Oxford University by Martin Parr
Martin Parr’s ongoing study of British social mores takes him to Oxford University for his latest book
A seat of learning, steeped in history and tradition, Oxford University makes the perfect subject for Martin Parr’s continued exploration of British culture, class and societal mores. A year in the life of the esteemed university is captured in a new book, out now. The images capture the day-to-day life of the colleges and University at work and play, and the colorful and arcane rituals that make it so distinctive. A selection of these images are presented here with an excerpt of an afterword written by Simon Winchester OBE, who describes the moment he discovered he’d won a place.

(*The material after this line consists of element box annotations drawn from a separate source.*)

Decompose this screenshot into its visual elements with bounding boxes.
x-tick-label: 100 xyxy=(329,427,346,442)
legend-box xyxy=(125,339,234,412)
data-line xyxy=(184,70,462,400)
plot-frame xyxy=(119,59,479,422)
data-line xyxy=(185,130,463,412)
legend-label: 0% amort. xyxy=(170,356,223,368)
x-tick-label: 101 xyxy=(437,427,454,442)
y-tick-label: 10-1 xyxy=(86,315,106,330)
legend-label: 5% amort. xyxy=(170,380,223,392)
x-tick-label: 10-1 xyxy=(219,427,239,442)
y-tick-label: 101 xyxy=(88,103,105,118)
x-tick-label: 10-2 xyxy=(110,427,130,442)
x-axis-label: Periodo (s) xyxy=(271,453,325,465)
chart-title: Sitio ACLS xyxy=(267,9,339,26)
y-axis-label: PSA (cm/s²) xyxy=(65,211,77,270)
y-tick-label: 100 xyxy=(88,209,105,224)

“My father brought a letter to me in my bedroom. It was in a brown envelope, the kind of envelope in which bills of small consequence arrived. It was from Oxford, and it looked as though it contained bad news—if good news, it surely would have been in an envelope of stiff cream paper, not this meagre thing.
I opened it with care, my father looking on anxiously. The letter was indeed from the college, from a man named Lloyd Stocken, tutor in biochemistry. We are very pleased… he began. I think I couldn’t read the rest, my eyes were so clouded with tears. My father took it from my hands. It was a quick read. ‘You’re in!’ he cried with delight. ‘You’ve won a place at Oxford!’

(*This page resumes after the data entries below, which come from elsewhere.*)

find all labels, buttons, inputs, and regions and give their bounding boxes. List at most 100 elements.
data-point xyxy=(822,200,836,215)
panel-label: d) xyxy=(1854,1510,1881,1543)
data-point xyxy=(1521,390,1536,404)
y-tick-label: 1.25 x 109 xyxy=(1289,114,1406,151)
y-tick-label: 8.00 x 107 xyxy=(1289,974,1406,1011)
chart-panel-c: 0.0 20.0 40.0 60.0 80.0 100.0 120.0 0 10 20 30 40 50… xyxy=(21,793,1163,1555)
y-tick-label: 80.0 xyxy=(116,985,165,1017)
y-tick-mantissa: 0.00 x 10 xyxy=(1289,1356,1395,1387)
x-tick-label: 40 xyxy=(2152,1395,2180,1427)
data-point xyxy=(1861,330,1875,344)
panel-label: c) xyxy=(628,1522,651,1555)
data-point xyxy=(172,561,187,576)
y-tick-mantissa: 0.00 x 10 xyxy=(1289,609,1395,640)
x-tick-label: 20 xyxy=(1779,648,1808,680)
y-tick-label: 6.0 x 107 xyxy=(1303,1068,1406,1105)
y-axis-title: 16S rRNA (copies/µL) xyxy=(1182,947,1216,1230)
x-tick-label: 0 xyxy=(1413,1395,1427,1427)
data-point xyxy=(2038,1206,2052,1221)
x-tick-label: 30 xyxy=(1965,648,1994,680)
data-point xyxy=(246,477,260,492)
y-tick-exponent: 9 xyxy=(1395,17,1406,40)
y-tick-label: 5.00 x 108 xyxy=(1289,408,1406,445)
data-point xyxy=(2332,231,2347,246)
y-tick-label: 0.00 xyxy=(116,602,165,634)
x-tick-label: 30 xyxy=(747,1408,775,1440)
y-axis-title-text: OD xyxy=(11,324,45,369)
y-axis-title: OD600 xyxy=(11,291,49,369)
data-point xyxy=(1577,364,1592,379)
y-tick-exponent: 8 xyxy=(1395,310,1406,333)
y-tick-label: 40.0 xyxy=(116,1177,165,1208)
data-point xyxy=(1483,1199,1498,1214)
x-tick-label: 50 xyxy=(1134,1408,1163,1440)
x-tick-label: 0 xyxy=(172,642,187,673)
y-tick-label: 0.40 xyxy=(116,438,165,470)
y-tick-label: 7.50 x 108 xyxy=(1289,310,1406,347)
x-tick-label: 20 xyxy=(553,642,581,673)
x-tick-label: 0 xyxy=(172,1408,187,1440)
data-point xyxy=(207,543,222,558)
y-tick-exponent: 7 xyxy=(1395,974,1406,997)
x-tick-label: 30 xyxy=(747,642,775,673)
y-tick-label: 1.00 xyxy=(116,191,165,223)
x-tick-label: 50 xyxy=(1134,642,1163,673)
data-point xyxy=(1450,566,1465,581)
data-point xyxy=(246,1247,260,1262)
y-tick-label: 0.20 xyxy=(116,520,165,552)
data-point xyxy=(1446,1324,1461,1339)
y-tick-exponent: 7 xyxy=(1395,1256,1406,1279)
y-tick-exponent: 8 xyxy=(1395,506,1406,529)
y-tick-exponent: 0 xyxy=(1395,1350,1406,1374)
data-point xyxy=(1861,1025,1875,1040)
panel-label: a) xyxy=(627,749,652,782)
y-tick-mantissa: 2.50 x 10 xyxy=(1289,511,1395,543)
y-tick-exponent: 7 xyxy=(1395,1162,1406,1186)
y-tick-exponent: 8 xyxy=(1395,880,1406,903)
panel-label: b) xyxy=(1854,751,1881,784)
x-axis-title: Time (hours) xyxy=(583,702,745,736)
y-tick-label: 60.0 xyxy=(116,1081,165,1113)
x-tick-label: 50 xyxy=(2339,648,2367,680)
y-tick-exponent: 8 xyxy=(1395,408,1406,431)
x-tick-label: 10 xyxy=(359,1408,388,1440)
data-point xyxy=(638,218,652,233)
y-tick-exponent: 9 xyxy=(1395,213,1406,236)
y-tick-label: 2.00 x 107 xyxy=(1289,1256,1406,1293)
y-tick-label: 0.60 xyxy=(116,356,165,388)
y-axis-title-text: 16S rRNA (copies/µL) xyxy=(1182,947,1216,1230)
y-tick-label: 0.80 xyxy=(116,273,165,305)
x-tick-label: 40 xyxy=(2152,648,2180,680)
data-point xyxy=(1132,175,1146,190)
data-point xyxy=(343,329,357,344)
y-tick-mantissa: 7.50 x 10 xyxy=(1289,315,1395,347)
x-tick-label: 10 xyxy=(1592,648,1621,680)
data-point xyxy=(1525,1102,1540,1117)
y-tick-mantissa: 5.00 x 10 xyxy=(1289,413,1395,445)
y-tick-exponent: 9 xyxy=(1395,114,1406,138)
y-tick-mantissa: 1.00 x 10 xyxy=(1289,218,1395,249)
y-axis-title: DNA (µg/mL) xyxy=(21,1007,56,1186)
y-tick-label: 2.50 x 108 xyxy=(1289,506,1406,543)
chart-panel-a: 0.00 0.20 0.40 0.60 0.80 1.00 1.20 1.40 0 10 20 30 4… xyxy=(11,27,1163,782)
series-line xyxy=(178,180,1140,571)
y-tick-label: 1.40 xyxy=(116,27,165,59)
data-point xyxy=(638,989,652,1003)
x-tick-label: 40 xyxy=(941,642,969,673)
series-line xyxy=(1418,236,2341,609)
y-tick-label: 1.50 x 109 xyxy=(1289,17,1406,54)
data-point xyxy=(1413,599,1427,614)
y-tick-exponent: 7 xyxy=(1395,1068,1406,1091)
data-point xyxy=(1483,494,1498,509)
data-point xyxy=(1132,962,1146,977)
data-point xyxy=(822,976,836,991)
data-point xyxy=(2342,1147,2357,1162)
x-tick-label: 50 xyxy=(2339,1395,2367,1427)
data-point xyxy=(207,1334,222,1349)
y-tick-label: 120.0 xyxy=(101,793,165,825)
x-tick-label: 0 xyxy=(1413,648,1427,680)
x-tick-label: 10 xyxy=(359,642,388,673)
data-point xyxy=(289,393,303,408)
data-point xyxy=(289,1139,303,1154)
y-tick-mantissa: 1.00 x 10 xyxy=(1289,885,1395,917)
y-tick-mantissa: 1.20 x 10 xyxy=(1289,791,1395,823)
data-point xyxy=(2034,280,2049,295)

"You’re in!’ he cried with delight. ‘You’ve won a place at Oxford!"
- Simon Winchester
The oldest university in the English-speaking world, it is claimed and generally believed. Certainly not as old as Bologna, the Holy Roman establishment of higher learning to which the Latin name universitas was first applied. And the University of Paris was older, too. But Oxford is certainly more ancient than Cambridge, is considerably senior to St Andrews and Glasgow and Aberdeen, and enjoys the same degree of veneration as Padua and Florence and Heidelberg and Salamanca and all those other great papally sanctioned institutions of European learning that came into being in the thirteenth and fourteenth centuries. Except that some aver, probably mistakenly, that Oxford was actually born earlier than any of these arrivistes, and like to cite evidence for a greater antiquity that has long intrigued historians and champions of what has come to be called the Oxford myth.”